High myopia can be associated with a range of pathologic changes within the macula that are now easily appreciated with optical coherence tomography. In the setting of high myopia and a macular traction retinal detachment, the expectation is for progressive worsening over time, and surgical intervention is often undertaken early. The authors present a case of spontaneous improvement of myopic macular detachment, which illustrates the potential value of an initial period of observation in this clinical setting.
[Ophthalmic Surg Lasers Imaging Retina. 2013;44:497–498.]
From the Department of Ophthalmology, New England Eye Center, Tufts Medical Center and Ophthalmic Consultants of Boston, Massachusetts.
Supported in part by an unrestricted award to the New England Eye Center, Department of Ophthalmology, Tufts University School of Medicine from Research to Prevent Blindness and by the Massachusetts Lions.
The authors have no financial or proprietary interest in the materials presented herein.
Dr. Duker did not participate in the editorial review of this manuscript.
Address correspondence to Jay S. Duker, MD, Department of Ophthalmology, Tufts Medical Center, 800 Washington Street, Boston, MA 02111; email:
Received: March 10, 2013
Accepted: June 02, 2013
In some eyes, high myopia results in a spectrum of macular changes (myopic traction maculopathy) that include schisis and retinal detachment.1–3 Both macular schisis and retinal detachment were not well recognized prior to the advent of optical coherence tomography (OCT). In the OCT era, the prevalence of macular retinoschisis in highly myopic eyes has been shown to be as high as 20%2 and that of macular retinal detachment to be 1.6% to 5.2%.2,4 The natural clinical course of macular retinal detachment in the setting of high myopia and foveal schisis is typically that of progressive worsening.1,3 In such eyes, surgical intervention with core vitrectomy, induction of a posterior vitreous detachment, and peeling of the internal limiting membrane has been shown to be effective and has been suggested to prevent macular hole formation.5 Therefore, in the setting of high myopia and progressive macular retinal detachment, surgical intervention is often advocated early to maximize visual outcome.

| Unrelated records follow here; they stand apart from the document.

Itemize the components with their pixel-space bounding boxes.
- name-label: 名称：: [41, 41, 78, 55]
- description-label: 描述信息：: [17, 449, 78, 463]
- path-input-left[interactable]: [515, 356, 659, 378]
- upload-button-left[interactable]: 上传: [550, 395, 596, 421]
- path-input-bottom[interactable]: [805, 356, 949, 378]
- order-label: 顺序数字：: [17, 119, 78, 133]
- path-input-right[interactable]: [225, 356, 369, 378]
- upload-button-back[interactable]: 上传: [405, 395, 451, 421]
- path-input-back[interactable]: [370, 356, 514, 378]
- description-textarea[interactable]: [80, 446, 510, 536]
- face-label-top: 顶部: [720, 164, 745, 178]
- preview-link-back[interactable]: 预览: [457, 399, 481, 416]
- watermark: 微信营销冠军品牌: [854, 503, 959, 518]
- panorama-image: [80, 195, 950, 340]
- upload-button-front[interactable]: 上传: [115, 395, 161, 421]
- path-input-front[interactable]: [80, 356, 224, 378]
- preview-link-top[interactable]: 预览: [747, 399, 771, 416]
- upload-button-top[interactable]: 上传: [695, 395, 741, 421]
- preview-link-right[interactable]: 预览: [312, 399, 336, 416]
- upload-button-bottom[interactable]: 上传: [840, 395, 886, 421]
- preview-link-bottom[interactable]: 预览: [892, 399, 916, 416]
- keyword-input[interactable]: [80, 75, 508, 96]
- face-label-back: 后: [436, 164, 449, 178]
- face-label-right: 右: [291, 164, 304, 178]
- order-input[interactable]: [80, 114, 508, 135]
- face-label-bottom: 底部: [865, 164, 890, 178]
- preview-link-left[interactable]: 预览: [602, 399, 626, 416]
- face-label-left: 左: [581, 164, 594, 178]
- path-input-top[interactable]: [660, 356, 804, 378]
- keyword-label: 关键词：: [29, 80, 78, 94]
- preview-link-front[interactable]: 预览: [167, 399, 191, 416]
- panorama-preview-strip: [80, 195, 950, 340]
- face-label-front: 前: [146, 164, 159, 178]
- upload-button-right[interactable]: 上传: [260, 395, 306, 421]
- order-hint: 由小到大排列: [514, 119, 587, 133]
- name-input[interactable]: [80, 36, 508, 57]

We present a case illustrating spontaneous improvement of myopic macular detachment.
A 60-year-old highly myopic woman with a history of complex retinal detachment repair in the right eye presented complaining of decreased visual acuity and seeing a yellow spot in the left eye for the prior 5 days. Her visual acuity measured counting fingers in the right eye and 20/70 in the left eye. Examination revealed a macular scar in the right eye and a posterior staphyloma with focal retinal detachment involving the fovea of the left eye (Figure 1, top). OCT confirmed the presence of a focal macular detachment and macular schisis (Figure 1, bottom). There was no evidence of dome-shaped macula on a vertical OCT section. Fluorescein angiography revealed no evidence of choroidal neovascularization. Surgery with vitrectomy and membrane peeling was considered, but given the relatively intact vision and monocular status, the patient elected for initial observation. Two weeks later, the patient returned, reporting a spontaneous improvement in visual acuity in the left eye, which measured 20/40. Examination and OCT revealed a reduction in submacular fluid. Six weeks after initial presentation, continued improvement in visual acuity (to 20/30) and nearly resolved submacular fluid (Figure 2) were observed, both of which remained after 1 year.
Figure 1. Fundus photograph of the left eye at presentation shows tilted disc, peripapillary atrophy, and posterior staphyloma consistent with degree of high myopia (top). Within the arcades, just inferior to an atrophic lesion, is a retinal detachment (white arrowheads) correlating to area of thickening on corresponding OCT map image (inset). OCT shows vitreomacular traction, macular schisis, and subretinal fluid in the macula (bottom).
Figure 2. Six weeks after presentation, the retinal detachment is barely perceptible (top), and the corresponding OCT map image (inset) shows a significant reduction in thickening inferiorly. OCT shows continued persistent vitreomacular traction, near resolution of subretinal fluid, and schisis-like changes in the fovea (bottom).
This case represents an unusual course of untreated myopic macular retinal detachment in that spontaneous improvement occurred over time without surgical intervention. It has been suggested that myopic retinal detachment with schisis is due to abnormal vitreoretinal tractional forces,1,6 an idea that is supported by the efficacy of vitrectomy surgery to repair these abnormalities. In the case presented here, there is a broad vitreoretinal adhesion over the nasal part of the macula, which does not appear to change following resolution of the detachment. To explain the spontaneous improvement in the macular contour, there may have been an anterior vitreous adhesion outside of the imaging field that spontaneously released. This observation brings into question the validity of vitreoretinal traction over the macula as the only or major pathophysiologic mechanism that is implicated, and further research in this area would be insightful. In a patient who presents with a localized macular retinal detachment in the setting of high myopia without a macular hole, an initial observation period should be considered prior to surgical intervention.